Thursday, March 17, 2005
Court Upholds Judgment Won by Prominent Jockeys
By a MetNews Staff Writer
The Ninth U.S. Circuit Court of Appeals yesterday affirmed a multimillion dollar judgment won by two Hall of Fame jockeys who sued their former money managers in 1989 and have bounced back and forth between trial and appellate courts ever since.
A three-judge panel that heard argument in the case in July 2003 issued an unpublished memorandum upholding the judgment in favor of Laffit Pincay Jr. and Chris McCarron.
The panel was directed to decide the appeal on its merits after an en banc ruling last November that the district judge did not abuse his discretion by allowing the defendants to file a belated appeal.
Jurors found for Pincay and McCarron on their federal racketeering claims—based on allegations of wire and mail fraud—and on state claims of breach of contract and breach of fiduciary duties.

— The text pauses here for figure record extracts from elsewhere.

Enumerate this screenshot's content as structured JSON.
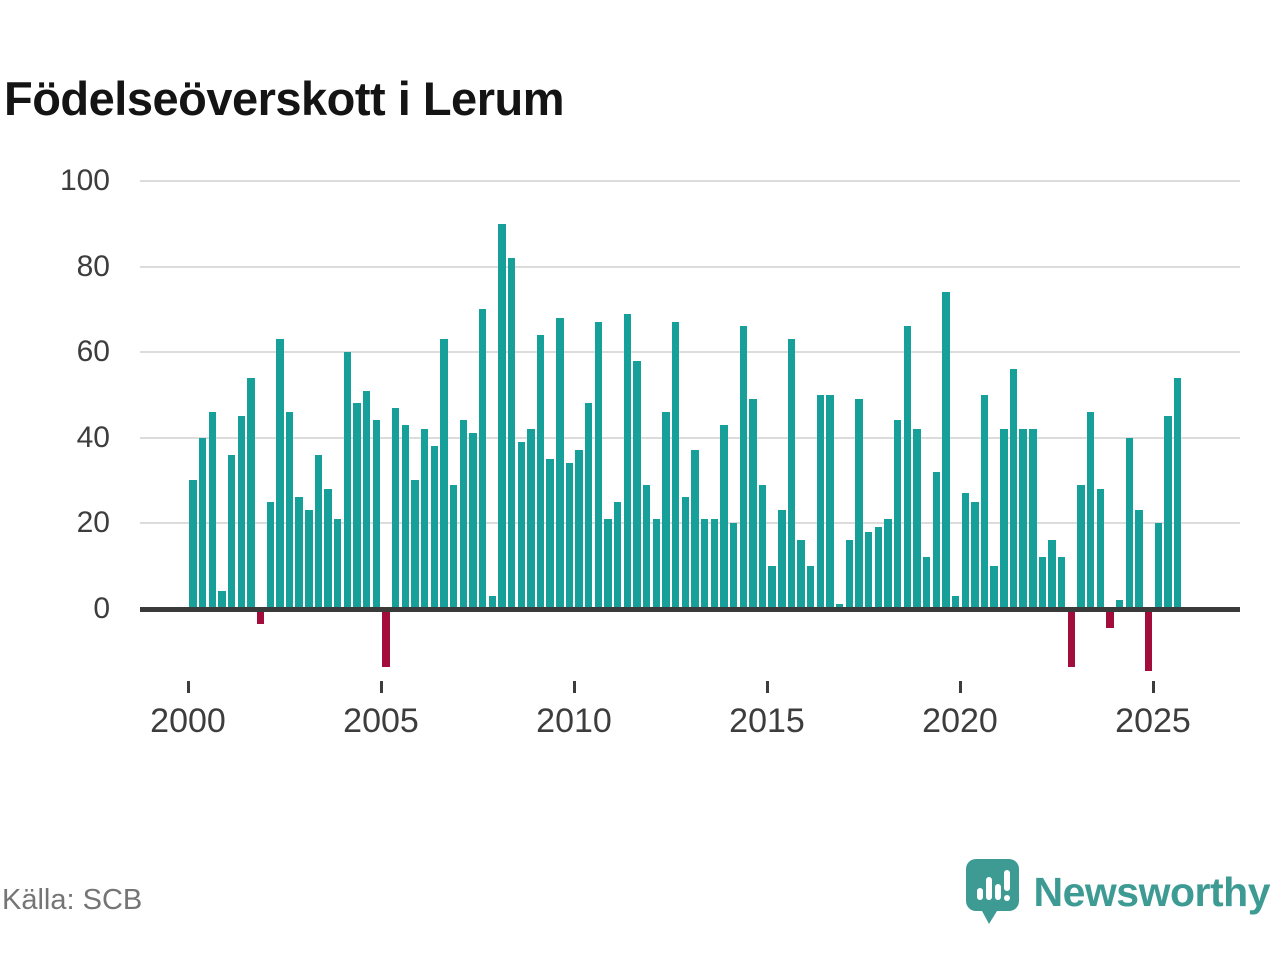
{
  "title": "Födelseöverskott i Lerum",
  "source": "Källa: SCB",
  "branding": {
    "name": "Newsworthy"
  },
  "colors": {
    "bar_positive": "#17a09a",
    "bar_negative": "#a30d3c",
    "axis_line": "#3a3a3a",
    "gridline": "#dcdcdc",
    "axis_text": "#3d3d3d",
    "source_text": "#757575",
    "brand_teal": "#3d9b94",
    "title_text": "#141414"
  },
  "chart_data": {
    "type": "bar",
    "title": "Födelseöverskott i Lerum",
    "frequency": "quarterly",
    "x_start": "2000 Q1",
    "x_end": "2025 Q3",
    "ylabel": "",
    "xlabel": "",
    "ylim": [
      -16,
      100
    ],
    "y_ticks": [
      0,
      20,
      40,
      60,
      80,
      100
    ],
    "x_tick_years": [
      2000,
      2005,
      2010,
      2015,
      2020,
      2025
    ],
    "grid": true,
    "legend": "none",
    "series": [
      {
        "name": "Födelseöverskott",
        "by_year": [
          {
            "year": 2000,
            "quarters": [
              30,
              40,
              46,
              4
            ]
          },
          {
            "year": 2001,
            "quarters": [
              36,
              45,
              54,
              -3
            ]
          },
          {
            "year": 2002,
            "quarters": [
              25,
              63,
              46,
              26
            ]
          },
          {
            "year": 2003,
            "quarters": [
              23,
              36,
              28,
              21
            ]
          },
          {
            "year": 2004,
            "quarters": [
              60,
              48,
              51,
              44
            ]
          },
          {
            "year": 2005,
            "quarters": [
              -13,
              47,
              43,
              30
            ]
          },
          {
            "year": 2006,
            "quarters": [
              42,
              38,
              63,
              29
            ]
          },
          {
            "year": 2007,
            "quarters": [
              44,
              41,
              70,
              3
            ]
          },
          {
            "year": 2008,
            "quarters": [
              90,
              82,
              39,
              42
            ]
          },
          {
            "year": 2009,
            "quarters": [
              64,
              35,
              68,
              34
            ]
          },
          {
            "year": 2010,
            "quarters": [
              37,
              48,
              67,
              21
            ]
          },
          {
            "year": 2011,
            "quarters": [
              25,
              69,
              58,
              29
            ]
          },
          {
            "year": 2012,
            "quarters": [
              21,
              46,
              67,
              26
            ]
          },
          {
            "year": 2013,
            "quarters": [
              37,
              21,
              21,
              43
            ]
          },
          {
            "year": 2014,
            "quarters": [
              20,
              66,
              49,
              29
            ]
          },
          {
            "year": 2015,
            "quarters": [
              10,
              23,
              63,
              16
            ]
          },
          {
            "year": 2016,
            "quarters": [
              10,
              50,
              50,
              1
            ]
          },
          {
            "year": 2017,
            "quarters": [
              16,
              49,
              18,
              19
            ]
          },
          {
            "year": 2018,
            "quarters": [
              21,
              44,
              66,
              42
            ]
          },
          {
            "year": 2019,
            "quarters": [
              12,
              32,
              74,
              3
            ]
          },
          {
            "year": 2020,
            "quarters": [
              27,
              25,
              50,
              10
            ]
          },
          {
            "year": 2021,
            "quarters": [
              42,
              56,
              42,
              42
            ]
          },
          {
            "year": 2022,
            "quarters": [
              12,
              16,
              12,
              -13
            ]
          },
          {
            "year": 2023,
            "quarters": [
              29,
              46,
              28,
              -4
            ]
          },
          {
            "year": 2024,
            "quarters": [
              2,
              40,
              23,
              -14
            ]
          },
          {
            "year": 2025,
            "quarters": [
              20,
              45,
              54
            ]
          }
        ]
      }
    ]
  }
}
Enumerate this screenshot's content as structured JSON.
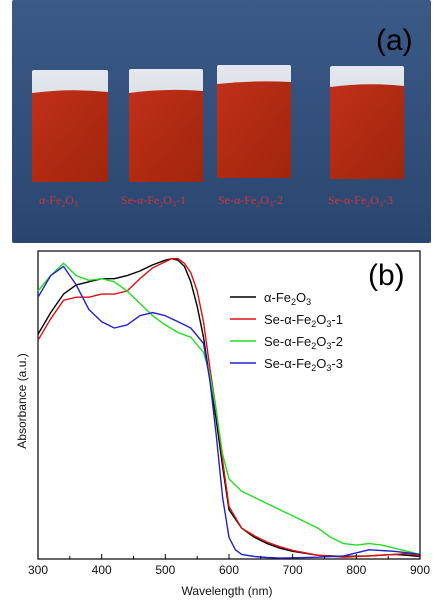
{
  "photo": {
    "panel_label": "(a)",
    "colors": {
      "background": "#2f4e7a",
      "glass": "#d6dbe3",
      "film": "#b4280e",
      "label": "#c8383c"
    },
    "samples": [
      {
        "formula": [
          "α-Fe",
          "2",
          "O",
          "3",
          ""
        ]
      },
      {
        "formula": [
          "Se-α-Fe",
          "2",
          "O",
          "3",
          "-1"
        ]
      },
      {
        "formula": [
          "Se-α-Fe",
          "2",
          "O",
          "3",
          "-2"
        ]
      },
      {
        "formula": [
          "Se-α-Fe",
          "2",
          "O",
          "3",
          "-3"
        ]
      }
    ]
  },
  "chart_data": {
    "type": "line",
    "panel_label": "(b)",
    "xlabel": "Wavelength (nm)",
    "ylabel": "Absorbance (a.u.)",
    "xlim": [
      300,
      900
    ],
    "ylim": [
      0,
      1.0
    ],
    "xticks": [
      300,
      400,
      500,
      600,
      700,
      800,
      900
    ],
    "grid": false,
    "legend_position": "top-right",
    "series": [
      {
        "name": [
          "α-Fe",
          "2",
          "O",
          "3",
          ""
        ],
        "color": "#000000",
        "x": [
          300,
          320,
          340,
          360,
          380,
          400,
          420,
          440,
          460,
          480,
          500,
          510,
          520,
          530,
          540,
          550,
          560,
          570,
          580,
          590,
          600,
          620,
          640,
          660,
          680,
          700,
          740,
          780,
          820,
          860,
          880,
          900
        ],
        "y": [
          0.73,
          0.8,
          0.86,
          0.89,
          0.9,
          0.91,
          0.91,
          0.92,
          0.935,
          0.955,
          0.97,
          0.975,
          0.97,
          0.95,
          0.9,
          0.82,
          0.72,
          0.58,
          0.45,
          0.3,
          0.16,
          0.1,
          0.07,
          0.05,
          0.035,
          0.025,
          0.012,
          0.008,
          0.01,
          0.015,
          0.012,
          0.008
        ]
      },
      {
        "name": [
          "Se-α-Fe",
          "2",
          "O",
          "3",
          "-1"
        ],
        "color": "#dd1111",
        "x": [
          300,
          320,
          340,
          360,
          380,
          400,
          420,
          440,
          460,
          480,
          500,
          510,
          520,
          530,
          540,
          550,
          560,
          570,
          580,
          590,
          600,
          620,
          640,
          660,
          680,
          700,
          740,
          780,
          820,
          860,
          880,
          900
        ],
        "y": [
          0.71,
          0.78,
          0.84,
          0.85,
          0.85,
          0.86,
          0.86,
          0.87,
          0.91,
          0.945,
          0.965,
          0.975,
          0.975,
          0.96,
          0.93,
          0.87,
          0.77,
          0.62,
          0.48,
          0.32,
          0.17,
          0.1,
          0.075,
          0.055,
          0.04,
          0.028,
          0.012,
          0.006,
          0.01,
          0.015,
          0.018,
          0.01
        ]
      },
      {
        "name": [
          "Se-α-Fe",
          "2",
          "O",
          "3",
          "-2"
        ],
        "color": "#22dd22",
        "x": [
          300,
          320,
          340,
          360,
          380,
          400,
          420,
          440,
          460,
          480,
          500,
          520,
          540,
          560,
          570,
          580,
          590,
          600,
          620,
          640,
          660,
          680,
          700,
          720,
          740,
          760,
          780,
          800,
          820,
          840,
          860,
          880,
          900
        ],
        "y": [
          0.87,
          0.92,
          0.96,
          0.92,
          0.905,
          0.91,
          0.9,
          0.87,
          0.83,
          0.79,
          0.76,
          0.735,
          0.72,
          0.67,
          0.6,
          0.48,
          0.34,
          0.26,
          0.22,
          0.2,
          0.18,
          0.16,
          0.14,
          0.12,
          0.1,
          0.07,
          0.05,
          0.045,
          0.05,
          0.045,
          0.035,
          0.025,
          0.015
        ]
      },
      {
        "name": [
          "Se-α-Fe",
          "2",
          "O",
          "3",
          "-3"
        ],
        "color": "#2222cc",
        "x": [
          300,
          320,
          340,
          360,
          380,
          400,
          420,
          440,
          460,
          480,
          500,
          520,
          540,
          560,
          570,
          580,
          590,
          600,
          610,
          620,
          640,
          660,
          680,
          700,
          740,
          780,
          820,
          860,
          880,
          900
        ],
        "y": [
          0.85,
          0.92,
          0.95,
          0.89,
          0.81,
          0.77,
          0.75,
          0.76,
          0.79,
          0.8,
          0.79,
          0.77,
          0.75,
          0.7,
          0.58,
          0.4,
          0.2,
          0.07,
          0.03,
          0.015,
          0.008,
          0.005,
          0.003,
          0.004,
          0.006,
          0.01,
          0.03,
          0.025,
          0.02,
          0.015
        ]
      }
    ]
  }
}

Pincay was awarded $670,000 in compensatory damages and $2.25 million in punitive damages; McCarron got $313,000 in compensatory damages and $1.3 million in punitive damages.
Senior U.S. District Judge Wm. Matthew Byrne Sr. awarded attorney fees—available only under the Racketeer Influenced and Corrupt Organizations Act—of more than $600,000 to Pincay and more than $250,000 to McCarron.
The Andrewses’ first appeal, filed in 1998, resulted in a reversal based on the panel’s finding that the RICO claims were time-barred. On remand, judgment was entered solely on the basis of the state claims, leaving the plaintiffs with more than $4.6 million, not counting interest.
The law firm representing the defendants, Boies, Schiller & Flexner of Armonk, N.Y. failed to file an appeal within the 30 days allowed by rule, but moved for leave to file under Rule 4(a)(5) of the Federal Rules of Civil Procedure, which allows an extension if the motion is filed no later than 30 days after the deadline and the moving party shows “excusable neglect or good cause.”
The Ninth Circuit panel, in a 2-1 decision, held that the attorneys’ reliance on a calendaring clerk, who thought the rule allowed 60 days to appeal, was inexcusable. But the en banc court, voting 8-3, said the district judge’s decision was entitled to deference.
In its disposition yesterday, the panel—Judges Andrew Kleinfeld and Kim M. Wardlaw and Senior Judge John T. Noonan—said the claim for breach of fiduciary duty was timely under California law because the parties’ fiduciary relationship ended less than three years before suit was filed.
The panel explained that the jury, based on instructions that were not objected to by defense counsel, found that the defendants were fiduciaries, and that the plaintiffs justifiably relied on representations that the jury found to be false. The plaintiffs testified that they did not discover the facts on which they sued until after 1986, the judges added.
The defendants cannot now attack the jury findings and instructions, the court said.
The case is Pincay v. Andrews, 02-56491.